We can’t find a sledgehammer. I walk an hour in the rain to an industrial estate on the outskirts of the city. I get some looks in my pink shirt and with my stupid haircut. Austra and Kaspars and the volunteers are busy, so I don’t want to bother them, but the store is shut, closed years ago, during the crash. I can’t find one anywhere, and haven’t mastered the trams so instead, for the third time, walk over an hour across the river and the city to the once abandoned factory studio where I am staying, where Totaldobze used to be. Ten minutes before it closes, I find a gardening shop and buy a steel spade. Quite a few people after the performance ask me the significance of the spade. Before the performance begins, I meet the Latvian representative of the British Council, she is incredibly gracious and warm, but asks why I am wearing a mask and carrying a shovel. I ask her to not judge me on what is about to come, and despite what she is about to witness, I am a nice person.

The text I read is something I’ve shaped from online information about the FreeRiga festival and my own research into the issue of abandoned towns in Latvia, where young people have fled into the city and further west because of the recent depression. I am told Riga was awarded the city of culture on the same week the financial crash happened. The celebrations might have been mooted. My text is found text, but written through and ready to be changed when live, as exhaustion is likely to play a part. I am sure it will seem violent, but I hope also comically impotent. I’m hoping its lack of apparent sophistication, its extreme distance from a ‘reading’, its wasted energy, reveals its real intent.

I wanted so much to let the environment itself create my performance. I considered doing many things, readings, exercise performances, sound performance, but when I arrived I knew it had to be about the space. I felt I could see how the buildings are raised, used, emptied, abandoned, stripped, destroyed just in this one day I had had in this city.
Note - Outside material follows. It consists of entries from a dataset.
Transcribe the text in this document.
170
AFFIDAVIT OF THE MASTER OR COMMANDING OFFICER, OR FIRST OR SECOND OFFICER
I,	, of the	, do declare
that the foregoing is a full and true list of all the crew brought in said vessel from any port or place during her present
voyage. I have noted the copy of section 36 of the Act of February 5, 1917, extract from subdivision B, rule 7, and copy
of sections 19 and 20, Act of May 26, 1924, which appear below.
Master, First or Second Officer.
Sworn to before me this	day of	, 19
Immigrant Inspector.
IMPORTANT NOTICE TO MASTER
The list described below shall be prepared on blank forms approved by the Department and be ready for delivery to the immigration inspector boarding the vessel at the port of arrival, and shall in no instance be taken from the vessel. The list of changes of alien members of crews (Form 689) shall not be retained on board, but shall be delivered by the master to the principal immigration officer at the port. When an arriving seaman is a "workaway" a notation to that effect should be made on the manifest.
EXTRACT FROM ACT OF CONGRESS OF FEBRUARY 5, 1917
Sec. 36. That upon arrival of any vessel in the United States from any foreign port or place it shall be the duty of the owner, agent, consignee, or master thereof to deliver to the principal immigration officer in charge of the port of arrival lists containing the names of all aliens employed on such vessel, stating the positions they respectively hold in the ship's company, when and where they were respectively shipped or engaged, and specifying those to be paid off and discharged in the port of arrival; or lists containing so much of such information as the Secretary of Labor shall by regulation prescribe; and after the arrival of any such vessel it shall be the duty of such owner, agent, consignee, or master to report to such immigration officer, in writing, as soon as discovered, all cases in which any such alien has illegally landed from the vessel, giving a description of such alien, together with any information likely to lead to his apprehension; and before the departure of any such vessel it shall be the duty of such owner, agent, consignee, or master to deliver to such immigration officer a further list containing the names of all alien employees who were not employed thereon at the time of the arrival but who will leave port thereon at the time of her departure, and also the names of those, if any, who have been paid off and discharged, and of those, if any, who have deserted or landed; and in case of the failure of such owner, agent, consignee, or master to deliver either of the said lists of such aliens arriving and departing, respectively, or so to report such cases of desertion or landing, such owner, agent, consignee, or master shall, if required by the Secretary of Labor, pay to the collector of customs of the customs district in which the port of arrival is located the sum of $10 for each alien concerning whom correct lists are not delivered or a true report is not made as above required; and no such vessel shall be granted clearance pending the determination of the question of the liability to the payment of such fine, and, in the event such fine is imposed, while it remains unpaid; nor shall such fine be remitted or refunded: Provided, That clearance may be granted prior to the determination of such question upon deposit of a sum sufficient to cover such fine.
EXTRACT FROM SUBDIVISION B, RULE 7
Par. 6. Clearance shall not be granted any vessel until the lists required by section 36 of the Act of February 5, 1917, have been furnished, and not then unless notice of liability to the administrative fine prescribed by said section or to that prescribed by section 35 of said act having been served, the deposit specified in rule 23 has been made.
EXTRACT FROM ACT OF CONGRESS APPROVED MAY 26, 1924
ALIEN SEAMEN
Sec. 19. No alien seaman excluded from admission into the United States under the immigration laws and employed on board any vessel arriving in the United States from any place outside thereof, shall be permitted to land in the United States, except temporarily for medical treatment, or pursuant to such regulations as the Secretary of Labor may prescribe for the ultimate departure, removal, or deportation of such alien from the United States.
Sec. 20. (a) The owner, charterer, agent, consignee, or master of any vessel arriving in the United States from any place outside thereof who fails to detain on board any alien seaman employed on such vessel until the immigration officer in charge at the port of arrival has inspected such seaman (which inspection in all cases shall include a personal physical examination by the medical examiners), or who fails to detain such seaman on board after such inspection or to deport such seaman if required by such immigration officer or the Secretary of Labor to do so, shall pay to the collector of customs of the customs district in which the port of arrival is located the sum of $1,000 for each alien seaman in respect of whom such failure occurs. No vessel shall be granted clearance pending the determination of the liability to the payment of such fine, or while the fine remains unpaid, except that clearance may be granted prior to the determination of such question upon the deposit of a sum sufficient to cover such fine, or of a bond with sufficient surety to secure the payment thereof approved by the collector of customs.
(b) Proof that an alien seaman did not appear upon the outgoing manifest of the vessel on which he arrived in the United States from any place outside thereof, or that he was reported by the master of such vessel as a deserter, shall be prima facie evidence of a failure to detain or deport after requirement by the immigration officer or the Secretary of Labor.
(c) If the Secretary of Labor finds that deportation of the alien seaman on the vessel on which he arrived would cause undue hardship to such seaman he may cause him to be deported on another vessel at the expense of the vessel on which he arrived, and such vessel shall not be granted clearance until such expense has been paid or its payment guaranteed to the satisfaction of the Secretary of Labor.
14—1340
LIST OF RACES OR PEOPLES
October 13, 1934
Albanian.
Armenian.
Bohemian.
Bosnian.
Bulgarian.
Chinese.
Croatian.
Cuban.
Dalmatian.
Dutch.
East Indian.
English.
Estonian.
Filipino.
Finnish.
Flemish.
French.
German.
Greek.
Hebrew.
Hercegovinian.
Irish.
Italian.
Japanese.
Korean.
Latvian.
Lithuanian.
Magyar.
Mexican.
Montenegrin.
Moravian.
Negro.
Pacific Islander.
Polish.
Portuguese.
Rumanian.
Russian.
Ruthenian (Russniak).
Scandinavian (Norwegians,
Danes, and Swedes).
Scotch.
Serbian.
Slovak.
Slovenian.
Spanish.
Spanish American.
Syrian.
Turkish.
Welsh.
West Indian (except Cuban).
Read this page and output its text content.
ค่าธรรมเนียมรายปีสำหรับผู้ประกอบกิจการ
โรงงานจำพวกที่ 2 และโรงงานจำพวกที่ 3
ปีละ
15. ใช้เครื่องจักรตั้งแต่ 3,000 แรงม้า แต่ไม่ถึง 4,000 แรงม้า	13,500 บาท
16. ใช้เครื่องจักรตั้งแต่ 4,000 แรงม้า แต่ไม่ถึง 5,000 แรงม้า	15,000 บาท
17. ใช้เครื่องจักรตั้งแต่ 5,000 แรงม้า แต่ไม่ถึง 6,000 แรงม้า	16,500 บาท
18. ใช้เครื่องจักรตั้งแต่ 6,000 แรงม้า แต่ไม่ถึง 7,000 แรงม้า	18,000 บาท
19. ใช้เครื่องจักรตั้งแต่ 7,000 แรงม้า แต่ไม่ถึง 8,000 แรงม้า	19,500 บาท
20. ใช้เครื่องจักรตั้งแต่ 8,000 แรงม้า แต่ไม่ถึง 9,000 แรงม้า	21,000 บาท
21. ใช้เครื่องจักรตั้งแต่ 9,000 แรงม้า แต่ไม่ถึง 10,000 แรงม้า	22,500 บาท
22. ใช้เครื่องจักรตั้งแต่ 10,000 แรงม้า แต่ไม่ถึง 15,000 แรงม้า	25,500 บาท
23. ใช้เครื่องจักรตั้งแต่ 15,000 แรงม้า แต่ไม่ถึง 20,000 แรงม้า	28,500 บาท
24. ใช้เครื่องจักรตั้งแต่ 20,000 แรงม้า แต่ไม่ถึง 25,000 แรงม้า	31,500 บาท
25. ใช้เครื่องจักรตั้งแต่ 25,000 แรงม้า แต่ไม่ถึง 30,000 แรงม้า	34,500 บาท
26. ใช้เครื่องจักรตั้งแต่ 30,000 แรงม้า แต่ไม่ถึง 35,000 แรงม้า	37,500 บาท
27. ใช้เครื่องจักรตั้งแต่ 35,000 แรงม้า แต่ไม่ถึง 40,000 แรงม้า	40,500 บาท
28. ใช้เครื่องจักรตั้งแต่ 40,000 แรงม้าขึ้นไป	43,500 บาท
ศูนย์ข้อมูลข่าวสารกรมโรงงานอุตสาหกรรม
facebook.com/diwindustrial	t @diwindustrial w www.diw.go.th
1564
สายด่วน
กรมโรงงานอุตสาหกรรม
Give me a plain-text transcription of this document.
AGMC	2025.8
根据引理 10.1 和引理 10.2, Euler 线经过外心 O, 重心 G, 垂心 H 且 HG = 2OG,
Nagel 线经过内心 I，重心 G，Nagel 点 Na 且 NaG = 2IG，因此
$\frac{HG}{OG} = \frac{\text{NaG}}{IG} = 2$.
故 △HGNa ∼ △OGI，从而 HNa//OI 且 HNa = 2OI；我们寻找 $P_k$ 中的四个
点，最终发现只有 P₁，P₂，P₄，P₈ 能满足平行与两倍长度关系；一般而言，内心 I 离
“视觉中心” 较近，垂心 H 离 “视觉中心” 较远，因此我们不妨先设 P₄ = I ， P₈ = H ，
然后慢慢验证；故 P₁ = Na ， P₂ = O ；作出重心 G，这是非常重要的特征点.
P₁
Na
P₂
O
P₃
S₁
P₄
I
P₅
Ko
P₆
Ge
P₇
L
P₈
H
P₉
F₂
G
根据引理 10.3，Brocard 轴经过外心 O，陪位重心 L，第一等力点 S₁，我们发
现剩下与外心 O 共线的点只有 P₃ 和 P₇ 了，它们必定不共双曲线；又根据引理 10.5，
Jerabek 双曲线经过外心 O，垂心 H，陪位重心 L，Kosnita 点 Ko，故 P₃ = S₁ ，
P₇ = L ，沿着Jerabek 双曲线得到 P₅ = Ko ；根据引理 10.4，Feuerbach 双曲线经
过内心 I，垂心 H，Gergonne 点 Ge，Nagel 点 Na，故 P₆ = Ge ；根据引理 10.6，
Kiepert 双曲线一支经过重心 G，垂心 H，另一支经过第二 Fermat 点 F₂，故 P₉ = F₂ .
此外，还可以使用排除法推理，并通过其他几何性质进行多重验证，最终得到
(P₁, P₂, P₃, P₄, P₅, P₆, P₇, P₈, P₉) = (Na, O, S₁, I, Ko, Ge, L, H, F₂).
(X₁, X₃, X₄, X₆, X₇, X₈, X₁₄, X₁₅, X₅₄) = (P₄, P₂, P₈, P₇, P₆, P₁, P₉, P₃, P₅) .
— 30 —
It felt so strange being the first contact with these lost rooms, this building that was so palpably full of activity and life, and the trace of that having stayed dormant, until I sought it out. Something unsettling about being the first to encounter what has been abandoned. I felt I had to fill these rooms with life again.

I reached moments during the performance where I felt like I was going to collapse from exertion, and had to keep repeating my mantra. I smashed floors, walls, piles of glass, cement, tiles, concrete, wooden boards, furniture. I smashed a metal dress into hundreds of pieces. I stopped when, with extraordinary satisfaction, I broke the brand new steel spade in two pieces. Walking back over the Daugova that night, I have stitches in my right hand and a broken toe, fireworks are going off over the city. I am probably now less welcome in Riga than I once was, but the city seems more familiar to me. An extraordinary experience to have visited Riga, I feel buoyed to have had a glimpse into a thriving and energetic community and to have made connections, if they aren’t completely put off by me, that may last long into the future.